Sinhgad Road continues to gain traction due to its connectivity to central Pune and its established social infrastructure. For buyers whose reference points are Kothrud or Deccan, the road functions as a cost-effective westward extension — similar built environment, lower per-square-foot entry. Sinhgad Road sits in the affordable-to-mid bracket of West Pune, with property prices up to ₹6,000 per sq ft, compared to ₹8,000 per sq ft and above in Kothrud, Baner, and Aundh.
Flat prices on Sinhgad Road range from approximately ₹4,700 to ₹7,400 per sq ft, and the corridor recorded 8.4% price appreciation for apartments in the past year.
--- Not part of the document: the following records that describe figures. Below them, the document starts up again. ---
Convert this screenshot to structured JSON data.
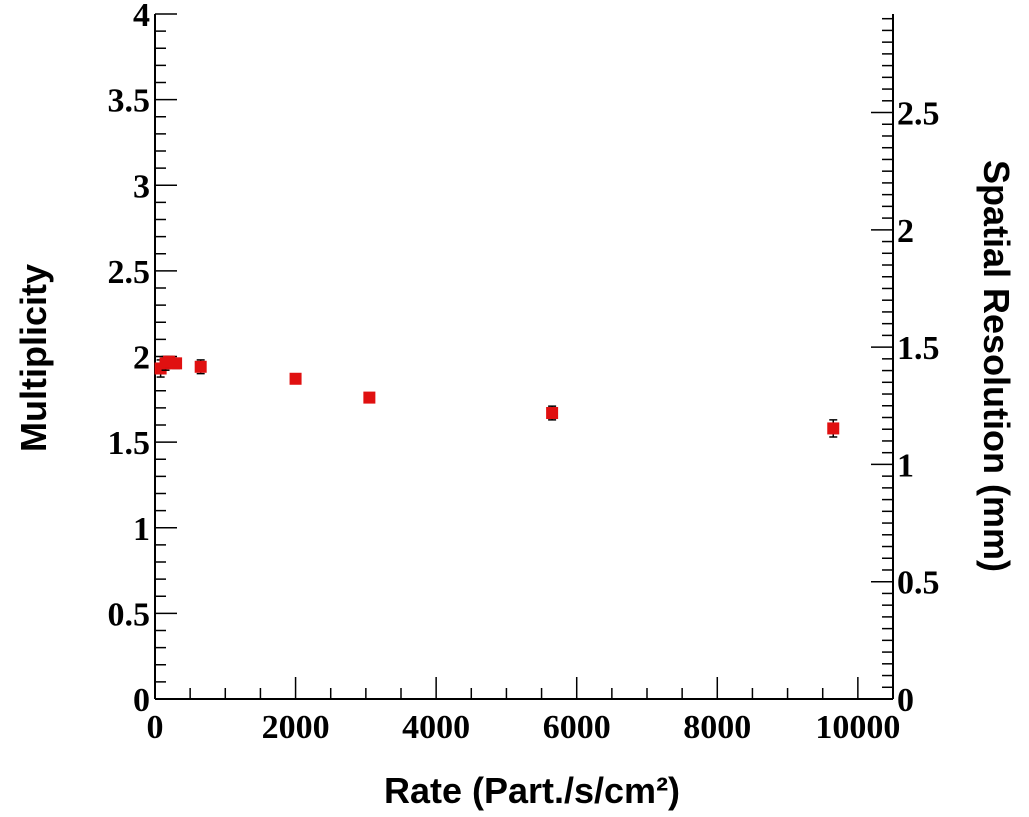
{
  "chart_data": {
    "type": "scatter",
    "title": "",
    "xlabel": "Rate (Part./s/cm²)",
    "ylabel": "Multiplicity",
    "y2label": "Spatial Resolution (mm)",
    "xlim": [
      0,
      10500
    ],
    "ylim": [
      0,
      4
    ],
    "y2lim": [
      0,
      2.92
    ],
    "grid": false,
    "x_ticks": [
      0,
      2000,
      4000,
      6000,
      8000,
      10000
    ],
    "x_tick_labels": [
      "0",
      "2000",
      "4000",
      "6000",
      "8000",
      "10000"
    ],
    "y_ticks": [
      0,
      0.5,
      1,
      1.5,
      2,
      2.5,
      3,
      3.5,
      4
    ],
    "y_tick_labels": [
      "0",
      "0.5",
      "1",
      "1.5",
      "2",
      "2.5",
      "3",
      "3.5",
      "4"
    ],
    "y2_ticks": [
      0,
      0.5,
      1,
      1.5,
      2,
      2.5
    ],
    "y2_tick_labels": [
      "0",
      "0.5",
      "1",
      "1.5",
      "2",
      "2.5"
    ],
    "marker_color": "#e01010",
    "series": [
      {
        "x": [
          80,
          150,
          200,
          300,
          650,
          2000,
          3050,
          5650,
          9650
        ],
        "y": [
          1.93,
          1.96,
          1.97,
          1.96,
          1.94,
          1.87,
          1.76,
          1.67,
          1.58
        ],
        "yerr": [
          0.05,
          0.04,
          0.03,
          0.03,
          0.04,
          0.02,
          0.02,
          0.04,
          0.05
        ]
      }
    ]
  }
}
That one-year movement outpaces the longer-term compound trend and reflects absorbing demand from buyers priced out of the more central western suburbs.
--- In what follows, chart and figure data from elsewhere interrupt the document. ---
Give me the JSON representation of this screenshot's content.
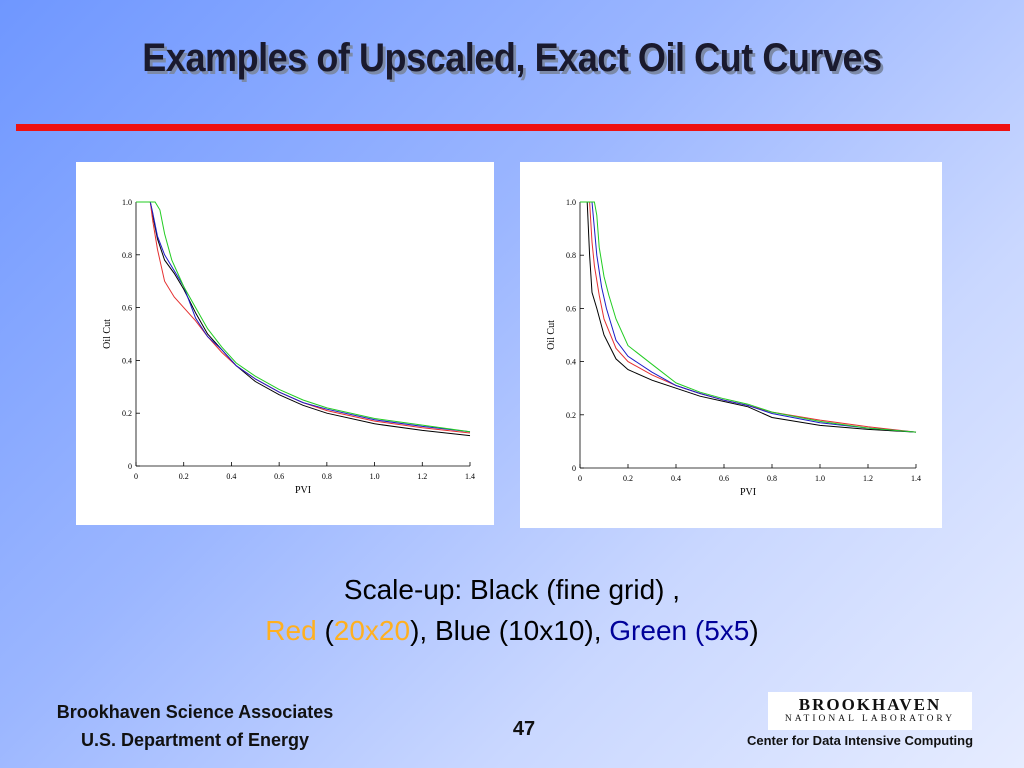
{
  "slide": {
    "title": "Examples of Upscaled,  Exact Oil Cut Curves",
    "caption_line1": "Scale-up:  Black (fine grid) ,",
    "caption_red": "Red",
    "caption_red_grid": "20x20",
    "caption_mid": "),  Blue (10x10),",
    "caption_green": "Green (5x5",
    "paren_open": "(",
    "paren_close": ")",
    "footer_org": "Brookhaven Science Associates",
    "footer_dept": "U.S. Department of Energy",
    "page_number": "47",
    "logo_main": "BROOKHAVEN",
    "logo_sub": "NATIONAL LABORATORY",
    "center_label": "Center for Data Intensive Computing"
  },
  "colors": {
    "rule": "#ee1111",
    "black_series": "#000000",
    "red_series": "#e53030",
    "blue_series": "#1c1cc8",
    "green_series": "#22cc22"
  },
  "chart_data": [
    {
      "type": "line",
      "xlabel": "PVI",
      "ylabel": "Oil Cut",
      "xlim": [
        0,
        1.4
      ],
      "ylim": [
        0,
        1.0
      ],
      "xticks": [
        "0",
        "0.2",
        "0.4",
        "0.6",
        "0.8",
        "1.0",
        "1.2",
        "1.4"
      ],
      "yticks": [
        "0",
        "0.2",
        "0.4",
        "0.6",
        "0.8",
        "1.0"
      ],
      "series": [
        {
          "name": "Black (fine grid)",
          "color": "#000000",
          "x": [
            0,
            0.06,
            0.07,
            0.09,
            0.12,
            0.16,
            0.2,
            0.25,
            0.3,
            0.36,
            0.42,
            0.5,
            0.6,
            0.7,
            0.8,
            1.0,
            1.2,
            1.4
          ],
          "y": [
            1.0,
            1.0,
            0.95,
            0.86,
            0.78,
            0.73,
            0.67,
            0.58,
            0.5,
            0.44,
            0.38,
            0.32,
            0.27,
            0.23,
            0.2,
            0.16,
            0.135,
            0.115
          ]
        },
        {
          "name": "Red (20x20)",
          "color": "#e53030",
          "x": [
            0,
            0.06,
            0.07,
            0.09,
            0.12,
            0.16,
            0.2,
            0.25,
            0.3,
            0.36,
            0.42,
            0.5,
            0.6,
            0.7,
            0.8,
            1.0,
            1.2,
            1.4
          ],
          "y": [
            1.0,
            1.0,
            0.93,
            0.82,
            0.7,
            0.64,
            0.6,
            0.55,
            0.49,
            0.43,
            0.38,
            0.33,
            0.28,
            0.24,
            0.21,
            0.17,
            0.145,
            0.125
          ]
        },
        {
          "name": "Blue (10x10)",
          "color": "#1c1cc8",
          "x": [
            0,
            0.06,
            0.07,
            0.09,
            0.12,
            0.16,
            0.2,
            0.25,
            0.3,
            0.36,
            0.42,
            0.5,
            0.6,
            0.7,
            0.8,
            1.0,
            1.2,
            1.4
          ],
          "y": [
            1.0,
            1.0,
            0.96,
            0.87,
            0.8,
            0.74,
            0.68,
            0.56,
            0.49,
            0.44,
            0.38,
            0.33,
            0.28,
            0.24,
            0.215,
            0.175,
            0.15,
            0.13
          ]
        },
        {
          "name": "Green (5x5)",
          "color": "#22cc22",
          "x": [
            0,
            0.08,
            0.1,
            0.12,
            0.15,
            0.2,
            0.25,
            0.3,
            0.36,
            0.42,
            0.5,
            0.6,
            0.7,
            0.8,
            1.0,
            1.2,
            1.4
          ],
          "y": [
            1.0,
            1.0,
            0.97,
            0.88,
            0.78,
            0.68,
            0.6,
            0.52,
            0.45,
            0.39,
            0.34,
            0.29,
            0.25,
            0.22,
            0.18,
            0.155,
            0.13
          ]
        }
      ]
    },
    {
      "type": "line",
      "xlabel": "PVI",
      "ylabel": "Oil Cut",
      "xlim": [
        0,
        1.4
      ],
      "ylim": [
        0,
        1.0
      ],
      "xticks": [
        "0",
        "0.2",
        "0.4",
        "0.6",
        "0.8",
        "1.0",
        "1.2",
        "1.4"
      ],
      "yticks": [
        "0",
        "0.2",
        "0.4",
        "0.6",
        "0.8",
        "1.0"
      ],
      "series": [
        {
          "name": "Black (fine grid)",
          "color": "#000000",
          "x": [
            0,
            0.03,
            0.04,
            0.05,
            0.07,
            0.1,
            0.15,
            0.2,
            0.3,
            0.4,
            0.5,
            0.6,
            0.7,
            0.8,
            1.0,
            1.2,
            1.4
          ],
          "y": [
            1.0,
            1.0,
            0.8,
            0.66,
            0.6,
            0.5,
            0.41,
            0.37,
            0.33,
            0.3,
            0.27,
            0.25,
            0.23,
            0.19,
            0.16,
            0.145,
            0.135
          ]
        },
        {
          "name": "Red (20x20)",
          "color": "#e53030",
          "x": [
            0,
            0.04,
            0.05,
            0.06,
            0.08,
            0.1,
            0.15,
            0.2,
            0.3,
            0.4,
            0.5,
            0.6,
            0.7,
            0.8,
            1.0,
            1.2,
            1.4
          ],
          "y": [
            1.0,
            1.0,
            0.85,
            0.76,
            0.65,
            0.56,
            0.45,
            0.4,
            0.35,
            0.31,
            0.28,
            0.255,
            0.235,
            0.21,
            0.18,
            0.155,
            0.135
          ]
        },
        {
          "name": "Blue (10x10)",
          "color": "#1c1cc8",
          "x": [
            0,
            0.05,
            0.06,
            0.07,
            0.09,
            0.11,
            0.15,
            0.2,
            0.3,
            0.4,
            0.5,
            0.6,
            0.7,
            0.8,
            1.0,
            1.2,
            1.4
          ],
          "y": [
            1.0,
            1.0,
            0.9,
            0.8,
            0.68,
            0.6,
            0.48,
            0.42,
            0.36,
            0.31,
            0.28,
            0.255,
            0.235,
            0.205,
            0.17,
            0.15,
            0.135
          ]
        },
        {
          "name": "Green (5x5)",
          "color": "#22cc22",
          "x": [
            0,
            0.06,
            0.07,
            0.08,
            0.1,
            0.12,
            0.15,
            0.2,
            0.3,
            0.4,
            0.5,
            0.6,
            0.7,
            0.8,
            1.0,
            1.2,
            1.4
          ],
          "y": [
            1.0,
            1.0,
            0.95,
            0.83,
            0.72,
            0.65,
            0.56,
            0.46,
            0.39,
            0.32,
            0.285,
            0.26,
            0.24,
            0.21,
            0.175,
            0.15,
            0.135
          ]
        }
      ]
    }
  ]
}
Sinhgad Road connects to the broader metro network via Nal Stop metro station, with Ideal Colony and Anand Nagar metro stations also serving the locality. PMPML bus routes complement metro access for daily commuters. Green infrastructure on the corridor includes Pu La Deshpande Garden on Sinhgad Road itself, making the neighbourhood identity distinct from purely transactional western suburbs.
Social infrastructure in the broader Sinhgad Road zone includes 27 educational institutions — among them Sinhgad Institute of Technology and Science, Bharati Vidyapeeth Deemed University, and the Film and Television Institute of India — alongside hospitals such as Bhagirathi Children's Hospital. This depth of education and healthcare supply is what gives long-term residential demand on the corridor its stability.
PSCL is recognised for large-scale integrated townships — Blue Ridge and Forest Trails — master-planned environments that integrate housing, social infrastructure, open spaces, recreational amenities, retail, and community facilities. The company has already delivered over 5,000 units at Groves (Blue Ridge) and more than 2,000 residences at Athashri (Forest Trails), both of which sit in Pune's western arc. The new Sinhgad Road towers extend this western commitment into a more urban, metro-adjacent sub-market — a different price point from Forest Trails' bungalow-and-villa township but recognisably from the same developer DNA.
Across its full portfolio, Paranjape Schemes counts 200-plus projects across nine-plus cities and seven countries, covering 20 million sq ft. The firm is also developing three large integrated townships as part of its medium-to-long-term strategy, which means buyer commitments made today on Sinhgad Road sit within a developer operating at genuine scale — one with the balance sheet and institutional relationships to see phased projects through.
With Pune continuing to see strong housing demand driven by its IT sector, infrastructure development and expanding urban footprint, Paranjape Schemes' new projects are expected to attract interest from both first-time buyers and investors looking at high-growth residential corridors. For Sinhgad Road specifically, the two-tower announcement is meaningful: it means the developer has already secured land parcels, committed capex, and is moving toward launch — this is not a speculative land-bank disclosure.
Over the coming decade, PSCL's stated focus is on community-led development, disciplined execution, and creating spaces that age well with the city — with growth defined not by scale alone but by relevance and responsibility. A buyer evaluating the Sinhgad Road towers is assessing a developer whose public communications and 35-year track record are consistent with that position.